Information technology - Security techniques - Evaluation criteria for IT security

# Acronyms, Abbreviations, and Initialisms

Short Form Full Form
CC Common Criteria
EAL Evaluation Assurance Level
IEC International Electrotechnical Commission
IDS Intrusion Detection System
IPS Intrusion Prevention System
ISO International Organization for Standardization
ST Security Target
TCSEC Trusted Computer System Evaluation Criteria
UTM Unified Threat Management

# Overview

ISO/IEC 15408:2009 is an international set of guidelines and specifications developed for evaluating information security products, with the view to ensuring they meet an agreed-upon security standard for government entities and agencies.

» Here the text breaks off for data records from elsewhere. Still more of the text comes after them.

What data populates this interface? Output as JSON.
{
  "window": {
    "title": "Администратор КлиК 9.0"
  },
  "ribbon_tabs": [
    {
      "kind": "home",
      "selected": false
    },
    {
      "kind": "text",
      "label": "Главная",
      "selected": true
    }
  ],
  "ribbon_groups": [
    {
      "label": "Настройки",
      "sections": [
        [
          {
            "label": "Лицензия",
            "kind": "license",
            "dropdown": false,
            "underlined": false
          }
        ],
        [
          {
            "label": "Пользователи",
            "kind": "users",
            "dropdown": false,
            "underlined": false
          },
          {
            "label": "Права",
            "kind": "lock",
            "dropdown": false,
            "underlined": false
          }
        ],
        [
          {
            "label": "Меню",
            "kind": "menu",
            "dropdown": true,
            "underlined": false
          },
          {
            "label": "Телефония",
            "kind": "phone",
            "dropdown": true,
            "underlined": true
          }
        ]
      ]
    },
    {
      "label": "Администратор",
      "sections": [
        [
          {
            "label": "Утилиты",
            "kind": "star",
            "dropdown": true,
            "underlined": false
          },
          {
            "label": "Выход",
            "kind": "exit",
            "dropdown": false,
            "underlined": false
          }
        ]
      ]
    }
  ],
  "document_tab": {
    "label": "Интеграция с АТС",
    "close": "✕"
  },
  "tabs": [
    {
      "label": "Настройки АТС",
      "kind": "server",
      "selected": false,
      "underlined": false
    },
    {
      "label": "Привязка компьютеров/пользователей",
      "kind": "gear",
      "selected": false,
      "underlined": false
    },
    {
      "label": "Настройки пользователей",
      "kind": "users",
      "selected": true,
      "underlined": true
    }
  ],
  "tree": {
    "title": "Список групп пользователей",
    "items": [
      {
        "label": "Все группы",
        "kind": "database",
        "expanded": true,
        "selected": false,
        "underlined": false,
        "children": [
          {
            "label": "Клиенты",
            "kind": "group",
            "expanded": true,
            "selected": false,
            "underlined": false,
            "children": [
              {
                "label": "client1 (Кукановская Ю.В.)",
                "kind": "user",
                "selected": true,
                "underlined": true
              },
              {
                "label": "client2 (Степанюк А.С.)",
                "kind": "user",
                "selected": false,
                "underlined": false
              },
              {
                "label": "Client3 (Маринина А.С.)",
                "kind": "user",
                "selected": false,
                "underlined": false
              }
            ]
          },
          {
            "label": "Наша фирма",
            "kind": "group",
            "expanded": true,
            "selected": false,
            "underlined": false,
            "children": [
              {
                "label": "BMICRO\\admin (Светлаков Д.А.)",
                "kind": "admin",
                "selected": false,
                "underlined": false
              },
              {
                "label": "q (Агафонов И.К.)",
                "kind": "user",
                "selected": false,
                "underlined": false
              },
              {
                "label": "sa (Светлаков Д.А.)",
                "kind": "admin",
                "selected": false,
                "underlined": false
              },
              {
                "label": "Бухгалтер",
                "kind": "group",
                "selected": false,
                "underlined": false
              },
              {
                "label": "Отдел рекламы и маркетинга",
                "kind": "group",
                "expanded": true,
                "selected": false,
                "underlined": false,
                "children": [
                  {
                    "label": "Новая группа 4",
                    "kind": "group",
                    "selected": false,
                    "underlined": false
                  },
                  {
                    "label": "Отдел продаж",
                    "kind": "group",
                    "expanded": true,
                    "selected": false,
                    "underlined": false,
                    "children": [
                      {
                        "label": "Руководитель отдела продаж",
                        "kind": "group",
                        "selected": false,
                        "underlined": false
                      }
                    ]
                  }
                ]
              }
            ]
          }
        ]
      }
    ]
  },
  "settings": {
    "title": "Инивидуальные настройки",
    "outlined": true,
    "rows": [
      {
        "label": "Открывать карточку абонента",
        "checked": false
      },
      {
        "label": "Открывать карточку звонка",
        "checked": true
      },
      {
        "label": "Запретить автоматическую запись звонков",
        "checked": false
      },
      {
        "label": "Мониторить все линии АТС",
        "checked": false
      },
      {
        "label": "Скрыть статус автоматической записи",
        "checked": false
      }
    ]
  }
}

The guidelines look at certifying a product only and does not include administrative or business processes.

# Components

# Protection Profiles

Protection profiles define a standard set of security requirements for a specific type of product, such as a firewall, IPS/IDS, or UTM.

# Evaluation Assurance Levels (EALs)

EALs define how thoroughly the product is tested. EALs are rated using a sliding scale from 1-7, with 1 being the lowest-level evaluation and 7 being the highest.

The higher the level of evaluation, the more QA tests the product would have undergone; however, undergoing more tests does not necessarily mean the product is more secure.

EAL Description
EAL1 Functionally tested
EAL2 Structurally tested
EAL3 Methodically tested and checked
EAL4 Methodically designed, tested, and reviewed
EAL5 Semiformally designed and tested
EAL6 Semiformally verified design and tested
EAL7 Formally verified design and tested

# Process

There are three steps to successfully submit a product for evaluation according to the Common Criteria:

  1. The vendor must detail the security features of a product using what is called a Security Target (ST).
  2. The product, along with the ST, goes to a certified laboratory for testing according to evaluate how well it meets the specifications defined in the protection profile.
  3. A successful evaluation leads to an official certification of the product.